Le gouvernement veut, par ailleurs, utiliser les investissements massifs de la compagnie pétrolière Petrobras (225 milliards de dollars pendant la période 2011-2015) comme levier pour le développement du tissu des fournisseurs de biens et de services par le biais d’exigences rigoureuses en matière de contenu local. Et, dans le cadre du Mercosur, certains droits de douane ont été relevés. « Ce n’est pas à proprement parler du protectionnisme : toute entreprises étrangère peut bénéficier de cette préférence nationale à partir du moment où elle s’installe au Brésil », fait remarquer Fernando Santiago, avocat associé du cabinet franco-brésilien Chenut Oliveira Santiago.
Cette stratégie a des conséquences très concrètes pour les entreprises françaises. « Le développement au Brésil suppose une réelle présence locale », souligne Benoit Trivulce. Mais, en investissant dans le pays, les entreprises se trouvent confrontées à une réalité des affaires qui n’est pas toujours celle qu’elles attendaient. Chez Ubifrance Brésil, on évoque, à propos du marché brésilien, les « 4 C » : compliqué, complexe, cher et avec des carences. L’un des aspects qui surprend le plus est le niveau des coûts : restauration, hôtellerie, mais aussi loyers, terrains, etc. Une inflation supérieure à l’indice officiel (5,2 % en mars 2012 en taux annuel) et la fermeté du réal par rapport à l’euro ont propulsé les prix à des niveaux anormalement élevés pour un pays dit « émergent ». Autre exemple : les salaires. Faute de cadres en nombre suffisant, ils se sont envolés. Résultat : un cadre dirigeant brésilien est plus cher que son équivalent en France, et certaines entreprises implantées localement préfèrent avoir recours à des expatriés.

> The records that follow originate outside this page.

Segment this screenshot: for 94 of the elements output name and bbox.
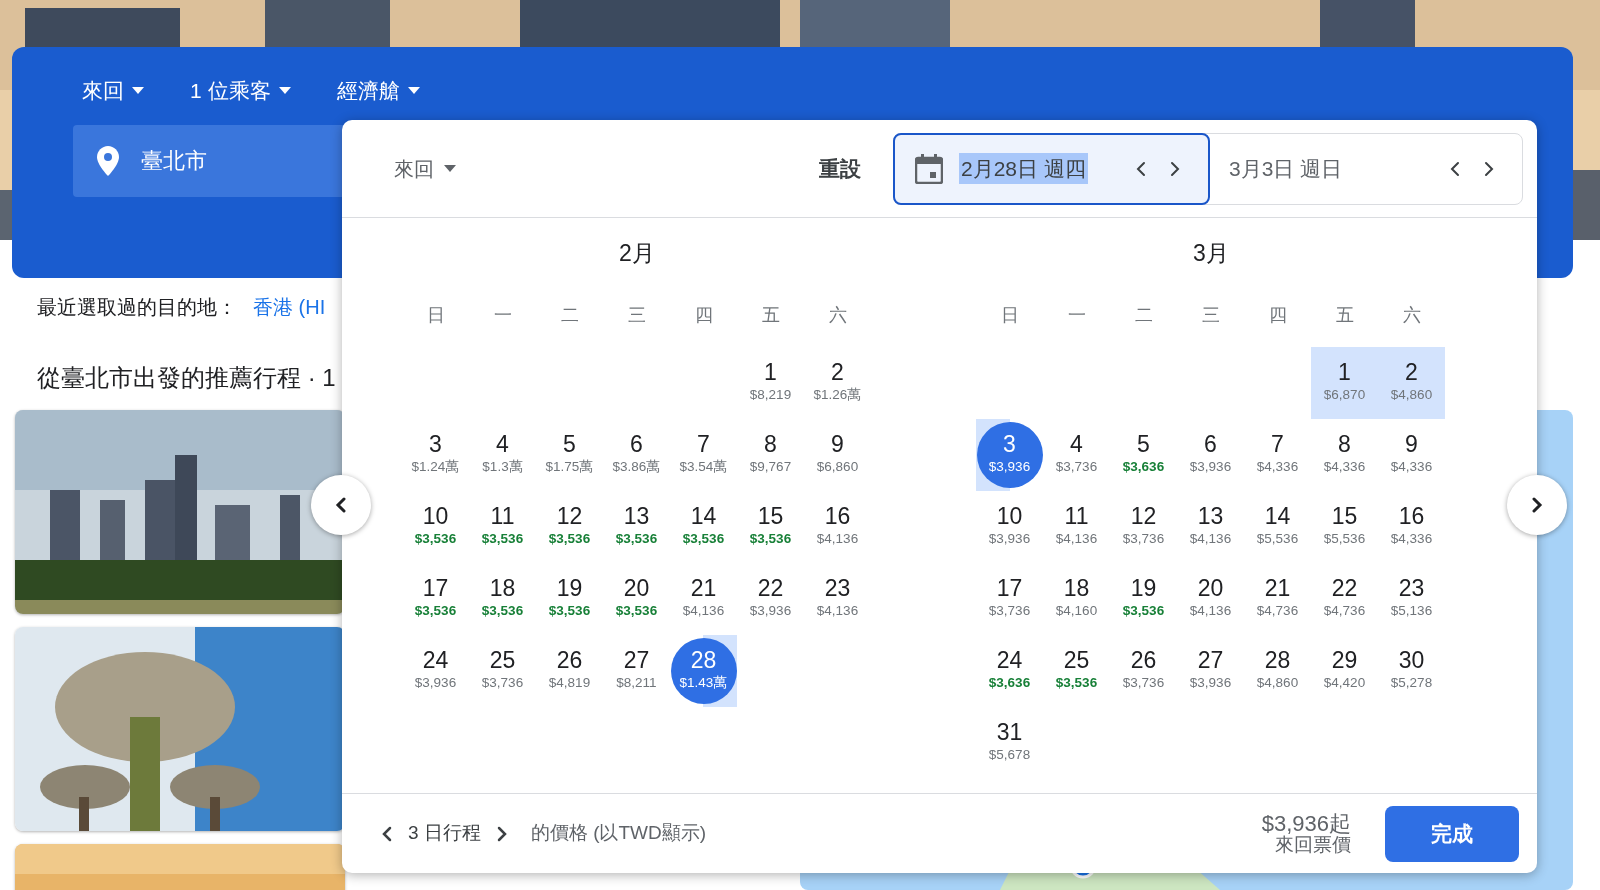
date-cell[interactable]: 27 $8,211	[603, 637, 670, 704]
caret-icon	[132, 87, 144, 95]
weekday-label: 五	[1335, 304, 1354, 327]
date-cell[interactable]: 12 $3,736	[1110, 493, 1177, 560]
date-cell[interactable]: 28 $1.43萬	[670, 637, 737, 704]
weekday-label: 二	[1134, 304, 1153, 327]
date-cell[interactable]: 19 $3,536	[536, 565, 603, 632]
date-cell[interactable]: 14 $5,536	[1244, 493, 1311, 560]
date-cell[interactable]: 13 $3,536	[603, 493, 670, 560]
date-cell[interactable]: 20 $3,536	[603, 565, 670, 632]
chevron-right-icon	[1530, 497, 1544, 513]
date-cell[interactable]: 22 $3,936	[737, 565, 804, 632]
date-cell[interactable]: 9 $6,860	[804, 421, 871, 488]
date-cell[interactable]: 3 $1.24萬	[402, 421, 469, 488]
date-cell[interactable]: 26 $3,736	[1110, 637, 1177, 704]
date-cell[interactable]: 21 $4,136	[670, 565, 737, 632]
date-cell[interactable]: 2 $1.26萬	[804, 349, 871, 416]
date-cell[interactable]: 23 $5,136	[1378, 565, 1445, 632]
month-title: 3月	[1193, 240, 1229, 266]
date-cell[interactable]: 4 $1.3萬	[469, 421, 536, 488]
date-cell[interactable]: 15 $3,536	[737, 493, 804, 560]
date-cell[interactable]: 24 $3,636	[976, 637, 1043, 704]
lowest-price: $3,936起	[1261, 812, 1351, 836]
date-cell[interactable]: 20 $4,136	[1177, 565, 1244, 632]
date-cell[interactable]: 8 $4,336	[1311, 421, 1378, 488]
dropdown-button[interactable]: 來回	[82, 75, 144, 107]
price-type: 來回票價	[1275, 835, 1351, 855]
month-title: 2月	[619, 240, 655, 266]
chevron-left-icon	[334, 497, 348, 513]
weekday-label: 日	[1000, 304, 1019, 327]
date-cell[interactable]: 25 $3,536	[1043, 637, 1110, 704]
date-cell[interactable]: 3 $3,936	[976, 421, 1043, 488]
weekday-label: 六	[828, 304, 847, 327]
price-note: 的價格 (以TWD顯示)	[530, 821, 707, 846]
section-title: 從臺北市出發的推薦行程 · 1	[37, 364, 336, 391]
date-cell[interactable]: 16 $4,336	[1378, 493, 1445, 560]
date-cell[interactable]: 18 $3,536	[469, 565, 536, 632]
date-cell[interactable]: 27 $3,936	[1177, 637, 1244, 704]
dropdown-button[interactable]: 1 位乘客	[190, 75, 291, 107]
dropdown-button[interactable]: 經濟艙	[336, 75, 420, 107]
date-cell[interactable]: 28 $4,860	[1244, 637, 1311, 704]
caret-icon	[444, 165, 456, 172]
date-cell[interactable]: 31 $5,678	[976, 709, 1043, 776]
date-cell[interactable]: 17 $3,536	[402, 565, 469, 632]
weekday-label: 二	[560, 304, 579, 327]
destination-link[interactable]: 香港 (HI	[253, 292, 326, 322]
date-cell[interactable]: 15 $5,536	[1311, 493, 1378, 560]
date-cell[interactable]: 4 $3,736	[1043, 421, 1110, 488]
trip-duration: 3 日行程	[408, 821, 481, 846]
date-cell[interactable]: 7 $4,336	[1244, 421, 1311, 488]
location-pin-icon	[97, 145, 119, 176]
weekday-label: 六	[1402, 304, 1421, 327]
done-button[interactable]: 完成	[1385, 805, 1519, 862]
date-cell[interactable]: 5 $3,636	[1110, 421, 1177, 488]
weekday-label: 三	[627, 304, 646, 327]
date-cell[interactable]: 29 $4,420	[1311, 637, 1378, 704]
date-cell[interactable]: 9 $4,336	[1378, 421, 1445, 488]
weekday-label: 一	[493, 304, 512, 327]
weekday-label: 四	[1268, 304, 1287, 327]
date-cell[interactable]: 11 $4,136	[1043, 493, 1110, 560]
date-cell[interactable]: 12 $3,536	[536, 493, 603, 560]
date-cell[interactable]: 24 $3,936	[402, 637, 469, 704]
reset-button[interactable]: 重設	[811, 148, 869, 189]
date-cell[interactable]: 16 $4,136	[804, 493, 871, 560]
weekday-label: 一	[1067, 304, 1086, 327]
date-cell[interactable]: 30 $5,278	[1378, 637, 1445, 704]
date-cell[interactable]: 22 $4,736	[1311, 565, 1378, 632]
caret-icon	[407, 87, 420, 95]
date-cell[interactable]: 21 $4,736	[1244, 565, 1311, 632]
caret-icon	[278, 87, 291, 95]
date-cell[interactable]: 10 $3,536	[402, 493, 469, 560]
weekday-label: 三	[1201, 304, 1220, 327]
date-cell[interactable]: 11 $3,536	[469, 493, 536, 560]
date-cell[interactable]: 5 $1.75萬	[536, 421, 603, 488]
date-cell[interactable]: 26 $4,819	[536, 637, 603, 704]
date-cell[interactable]: 25 $3,736	[469, 637, 536, 704]
date-cell[interactable]: 13 $4,136	[1177, 493, 1244, 560]
date-cell[interactable]: 6 $3.86萬	[603, 421, 670, 488]
date-cell[interactable]: 7 $3.54萬	[670, 421, 737, 488]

Si les grandes entreprises disposent de ressources financières suffisantes pour investir, il n’en va pas de même pour les PME. « Beaucoup de PME qui viennent au Brésil pour la première fois découvrent des possibilités d’affaires intéressantes et les contacts avec les Brésiliens sont excellents. Mais je constate qu’elles ont du mal à concrétiser leurs projets », affirme Raphaël Allemand, directeur de la filiale brésilienne d’EOC International, une société d’accompagnement à l’international.
Le Brésil est-il un marché inaccessible ? L’engouement des entreprises étrangères, toutes nationalités confondues, pour ce pays montre que ce n’est pas le cas. En revanche, ce n’est pas l’eldorado : le marché est difficile d’accès. Il exige une démarche rigoureuse et l’élaboration d’une véritable stratégie. Surtout, et ceci n’est pas dit dans les réunions d’informations, il apparaît que le Brésil n’est pas à la portée de tous. C’est un marché pour entreprises aguerries à l’international et disposées à assumer des risques.
Daniel Solano, envoyé spécial au Brésil
Chiffres clés
Superficie : 8,5 millions de km2
Population : 190,7 millions (recensement de 2010), 250 millions en 2050
Densité : 22,43 habitants/km2
PIB : 2 180 milliards de dollars (2010)
PIB par habitant : 11 524 dollars
Taux d’inflation : + 5,2 % (mars 2012, sur un an)
Taux de chômage : 5,7 % (mars 2012)
Exportations : 256 milliards de dollars (2011)
Importations : 226,2 milliards de dollars (2011)
Balance commerciale : + 29,8 milliards de dollars (2011)
Récolte de grains : 157,5 millions de tonnes (estimation 2012)
Production de pétrole : 2,2 millions de barils/jour (2011)
Production d’automobiles : 3,4 millions de véhicules (2011)
Sources : Institut brésilien de géographie et statistique (IBGE), ministère du Développement, de l’Industrie et du Commerce extérieur (MDIC), Agence nationale du pétrole, du gaz naturel et des biocarburants (ANP), Association nationale des fabricants d’automobiles (Anfavea), Ubifrance.